SAN FRANCISCO - Sept. 15, 2001 - Two reporters from the Seminole-Tribune, the newspaper of the Seminole Tribe of Florida, were among those receiving national awards from the Sierra Club this year.

Charles Flowers and Peter Gallagher received the club's Distinguished Achievement Award, which recognizes individuals in public service who have performed a particular action of singular importance. Flowers and Gallagher received the award for their reporting on the destruction of lakebeds and ancient canoes in Newnan's Lake in Florida. Flowers and Gallagher received the award at the Sierra Club's annual awards banquet in San Francisco.

In the summer of 2000, a drought in Florida caused water levels in Newnan's Lake to drop dramatically, revealing more than 100 ancient canoes as well as submerged logs from a 19th-century logging operation. The State of Florida initially granted a permit for the recovery of these submerged logs, but the logging operation began to destroy the fragile ecosystem around the lake as well as at least seven prehistoric canoes. Flowers and Gallagher wrote a series of articles on the destruction for the Seminole Tribune.

"Their investigative tenacity caused the State of Florida to stop this environmental plunder and led to designation of the lake on the National Register of Historic Places," said Edward Dobson, a member of the Sierra Club Board of Directors who nominated the two for an award. "Other media in the state were woefully slow to cover the discovery and its destruction."

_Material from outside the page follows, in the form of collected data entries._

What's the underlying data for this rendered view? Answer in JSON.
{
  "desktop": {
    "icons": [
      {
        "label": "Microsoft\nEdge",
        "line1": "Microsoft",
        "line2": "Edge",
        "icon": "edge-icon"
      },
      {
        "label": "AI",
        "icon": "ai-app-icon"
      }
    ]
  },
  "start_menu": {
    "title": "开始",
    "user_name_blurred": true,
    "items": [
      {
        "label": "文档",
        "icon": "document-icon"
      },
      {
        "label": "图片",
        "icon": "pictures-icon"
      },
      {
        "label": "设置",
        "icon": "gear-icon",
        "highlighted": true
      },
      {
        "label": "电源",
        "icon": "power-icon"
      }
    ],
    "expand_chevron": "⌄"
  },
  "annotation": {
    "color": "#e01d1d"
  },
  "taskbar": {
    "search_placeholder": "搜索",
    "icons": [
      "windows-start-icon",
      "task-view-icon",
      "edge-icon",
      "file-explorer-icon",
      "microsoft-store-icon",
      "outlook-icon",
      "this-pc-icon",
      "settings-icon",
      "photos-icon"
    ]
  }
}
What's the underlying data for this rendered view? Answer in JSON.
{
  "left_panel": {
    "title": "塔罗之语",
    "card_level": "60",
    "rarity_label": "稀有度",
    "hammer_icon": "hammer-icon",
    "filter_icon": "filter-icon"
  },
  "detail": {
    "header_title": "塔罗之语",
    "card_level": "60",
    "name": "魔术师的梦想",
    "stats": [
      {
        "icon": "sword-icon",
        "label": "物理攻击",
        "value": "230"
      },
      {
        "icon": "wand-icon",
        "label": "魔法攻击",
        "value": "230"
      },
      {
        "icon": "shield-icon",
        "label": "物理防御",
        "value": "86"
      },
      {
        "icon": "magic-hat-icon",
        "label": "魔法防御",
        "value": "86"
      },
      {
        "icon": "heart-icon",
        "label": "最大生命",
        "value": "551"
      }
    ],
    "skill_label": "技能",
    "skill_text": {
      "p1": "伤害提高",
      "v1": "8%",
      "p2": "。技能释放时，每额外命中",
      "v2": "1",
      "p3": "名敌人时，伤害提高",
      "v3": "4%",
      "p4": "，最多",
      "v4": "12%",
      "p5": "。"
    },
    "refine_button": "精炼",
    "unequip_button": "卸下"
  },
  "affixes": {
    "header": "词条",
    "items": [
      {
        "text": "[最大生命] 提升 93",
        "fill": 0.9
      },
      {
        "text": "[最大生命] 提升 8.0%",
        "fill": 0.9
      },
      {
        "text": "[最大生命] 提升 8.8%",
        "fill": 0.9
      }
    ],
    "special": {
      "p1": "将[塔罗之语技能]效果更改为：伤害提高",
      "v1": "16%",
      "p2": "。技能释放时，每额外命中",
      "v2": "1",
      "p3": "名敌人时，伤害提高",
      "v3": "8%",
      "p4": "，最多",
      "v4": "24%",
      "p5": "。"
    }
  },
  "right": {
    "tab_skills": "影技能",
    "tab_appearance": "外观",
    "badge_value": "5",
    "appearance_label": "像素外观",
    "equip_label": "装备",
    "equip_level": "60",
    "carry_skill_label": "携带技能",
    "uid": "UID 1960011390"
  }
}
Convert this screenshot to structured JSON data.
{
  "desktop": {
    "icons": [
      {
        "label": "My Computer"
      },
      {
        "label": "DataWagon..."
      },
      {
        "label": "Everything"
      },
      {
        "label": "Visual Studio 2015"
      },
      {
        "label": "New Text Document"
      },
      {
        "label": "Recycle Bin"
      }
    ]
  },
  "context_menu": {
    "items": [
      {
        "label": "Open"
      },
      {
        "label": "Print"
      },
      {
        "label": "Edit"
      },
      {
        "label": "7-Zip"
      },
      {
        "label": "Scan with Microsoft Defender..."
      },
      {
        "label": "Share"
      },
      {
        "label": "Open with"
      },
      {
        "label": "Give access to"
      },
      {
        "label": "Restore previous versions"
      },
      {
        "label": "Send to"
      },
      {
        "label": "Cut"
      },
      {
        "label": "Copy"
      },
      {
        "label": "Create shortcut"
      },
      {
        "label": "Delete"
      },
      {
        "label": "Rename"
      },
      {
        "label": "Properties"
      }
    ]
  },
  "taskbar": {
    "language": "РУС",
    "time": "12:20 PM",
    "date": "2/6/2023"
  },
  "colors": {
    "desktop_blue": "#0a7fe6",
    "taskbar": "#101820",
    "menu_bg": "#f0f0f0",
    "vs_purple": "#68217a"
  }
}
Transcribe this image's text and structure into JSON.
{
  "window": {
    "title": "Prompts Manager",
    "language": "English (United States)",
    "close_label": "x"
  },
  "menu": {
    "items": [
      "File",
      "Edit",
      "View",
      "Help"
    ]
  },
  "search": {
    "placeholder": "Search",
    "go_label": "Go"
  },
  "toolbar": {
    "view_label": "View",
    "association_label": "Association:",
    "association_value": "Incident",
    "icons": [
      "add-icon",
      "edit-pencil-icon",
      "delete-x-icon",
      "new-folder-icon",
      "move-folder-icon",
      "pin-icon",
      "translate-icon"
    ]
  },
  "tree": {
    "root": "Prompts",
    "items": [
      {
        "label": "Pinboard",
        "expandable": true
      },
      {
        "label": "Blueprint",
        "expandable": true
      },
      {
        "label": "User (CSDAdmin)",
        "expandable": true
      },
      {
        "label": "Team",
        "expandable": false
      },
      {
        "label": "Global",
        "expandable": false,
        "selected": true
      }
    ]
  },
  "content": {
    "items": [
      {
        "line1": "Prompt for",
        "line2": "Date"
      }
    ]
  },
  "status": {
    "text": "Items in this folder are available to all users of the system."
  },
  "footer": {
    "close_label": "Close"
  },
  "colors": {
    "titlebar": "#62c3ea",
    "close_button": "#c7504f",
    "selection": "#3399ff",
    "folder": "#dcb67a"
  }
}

Others nominating Flowers and Gallagher for the award included Florida Secretary of State Katherine Harris, who visited the lake in February 2001, and Dr. Benjamin Brumberg, Ombudsman for the Florida Department of Environmental Protection.

The Sierra Club, which was founded in 1892 by John Muir, is the country's oldest and largest grassroots environmental organization. It currently has more than 700,000 members.